Key idea

Each node updates itself based on its neighbours. Like a social network of nodes passing notes — every round, each node reads its neighbours' messages, combines them with its own state, and updates. Do this a few rounds and even far-away nodes' information has rippled through.

Click any node to make it the source · then "Step" or "Auto" to propagate
Round 0

After K rounds of message-passing, each node's representation reflects information from nodes up to K hops away. That's why GNNs typically use 2–4 layers — past a few hops, the graph starts to over-smooth and every node ends up looking the same. Click a node on the edge of the graph and watch how many rounds it takes for the signal to reach the opposite side.

A graph is just nodes and edges. Many real datasets are graphs: atoms connected by bonds (molecules), people connected by friendships (social networks), papers connected by citations (academic graphs), even code where functions call each other.

GNNs let each node have a feature vector, then repeatedly update each node by mixing in the features of its neighbours. After L rounds, every node's representation reflects information from nodes up to L hops away.

Reach for it when

  • Molecular property prediction (drug discovery, materials)
  • Recommendation on bipartite user-item graphs
  • Knowledge graph completion
  • Any task where the structure of relationships matters

Skip it when

  • Your data isn't naturally a graph (don't force it)
  • The graph is huge and the structure is incidental
  • You only have node features, no informative edges
  • Long-range dependencies dominate — try a graph transformer
import torch.nn as nn
from torch_geometric.nn import GCNConv

class GCN(nn.Module):
    def __init__(self, in_dim, hidden, out_dim):
        super().__init__()
        self.conv1 = GCNConv(in_dim, hidden)
        self.conv2 = GCNConv(hidden, out_dim)

    def forward(self, x, edge_index):
        x = self.conv1(x, edge_index).relu()
        return self.conv2(x, edge_index)
Want the message-passing math?
Message passing $$ \mathbf{h}_v^{(\ell+1)} \;=\; \phi\!\left(\mathbf{h}_v^{(\ell)},\; \bigoplus_{u \in \mathcal{N}(v)} \psi(\mathbf{h}_u^{(\ell)}, \mathbf{h}_v^{(\ell)}, \mathbf{e}_{uv})\right) $$
  • hv(ℓ)feature vector of node v at layer
  • 𝒩(v)neighbours of node v
  • ψ, φlearned message and update functions
  • permutation-invariant aggregation (sum, mean, max)

The recipe. Every node sends a message to its neighbours (the message is a function of sender, receiver, and edge features). Each node aggregates incoming messages via a permutation-invariant operation (because graphs have no node ordering). The aggregated message is combined with the node's own state to produce its new representation.

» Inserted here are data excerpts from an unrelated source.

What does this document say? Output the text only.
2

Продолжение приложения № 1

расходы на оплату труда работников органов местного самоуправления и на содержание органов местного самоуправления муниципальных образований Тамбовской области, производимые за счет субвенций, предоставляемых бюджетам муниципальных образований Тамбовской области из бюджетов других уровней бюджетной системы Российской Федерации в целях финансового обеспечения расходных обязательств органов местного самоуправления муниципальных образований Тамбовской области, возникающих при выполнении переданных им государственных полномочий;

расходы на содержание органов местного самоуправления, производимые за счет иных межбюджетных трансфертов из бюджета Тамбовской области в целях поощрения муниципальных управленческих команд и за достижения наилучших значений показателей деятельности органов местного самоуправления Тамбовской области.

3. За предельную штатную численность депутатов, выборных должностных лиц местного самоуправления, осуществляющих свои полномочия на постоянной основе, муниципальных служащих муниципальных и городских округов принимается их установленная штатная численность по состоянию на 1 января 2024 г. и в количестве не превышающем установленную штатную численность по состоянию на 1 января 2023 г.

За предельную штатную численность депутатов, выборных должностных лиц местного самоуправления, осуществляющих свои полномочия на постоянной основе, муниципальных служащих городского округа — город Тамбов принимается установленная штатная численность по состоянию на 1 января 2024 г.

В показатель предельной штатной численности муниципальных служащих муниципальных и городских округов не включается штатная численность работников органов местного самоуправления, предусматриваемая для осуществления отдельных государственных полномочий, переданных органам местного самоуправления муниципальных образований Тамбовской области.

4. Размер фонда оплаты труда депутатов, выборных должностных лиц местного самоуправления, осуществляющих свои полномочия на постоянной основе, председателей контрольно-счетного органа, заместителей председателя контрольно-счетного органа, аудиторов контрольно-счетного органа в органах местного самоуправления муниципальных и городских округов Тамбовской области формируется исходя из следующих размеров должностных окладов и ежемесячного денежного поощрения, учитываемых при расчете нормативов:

Variants. GCN (Kipf & Welling) uses normalized sum aggregation and a single linear transform. GraphSAGE samples a fixed number of neighbours for scalability. GAT uses attention to weight neighbour contributions. GIN uses sum aggregation + an MLP — provably the most expressive among standard variants.

Tasks. Node classification (predict a label per node), link prediction (predict whether an edge should exist), graph classification (one prediction for the whole graph, usually via pooling), graph generation.

Readout / pooling. For graph-level prediction, aggregate all node embeddings into one vector (mean, sum, max, or attention-based). Hierarchical pooling (DiffPool) clusters nodes into super-nodes and recurses.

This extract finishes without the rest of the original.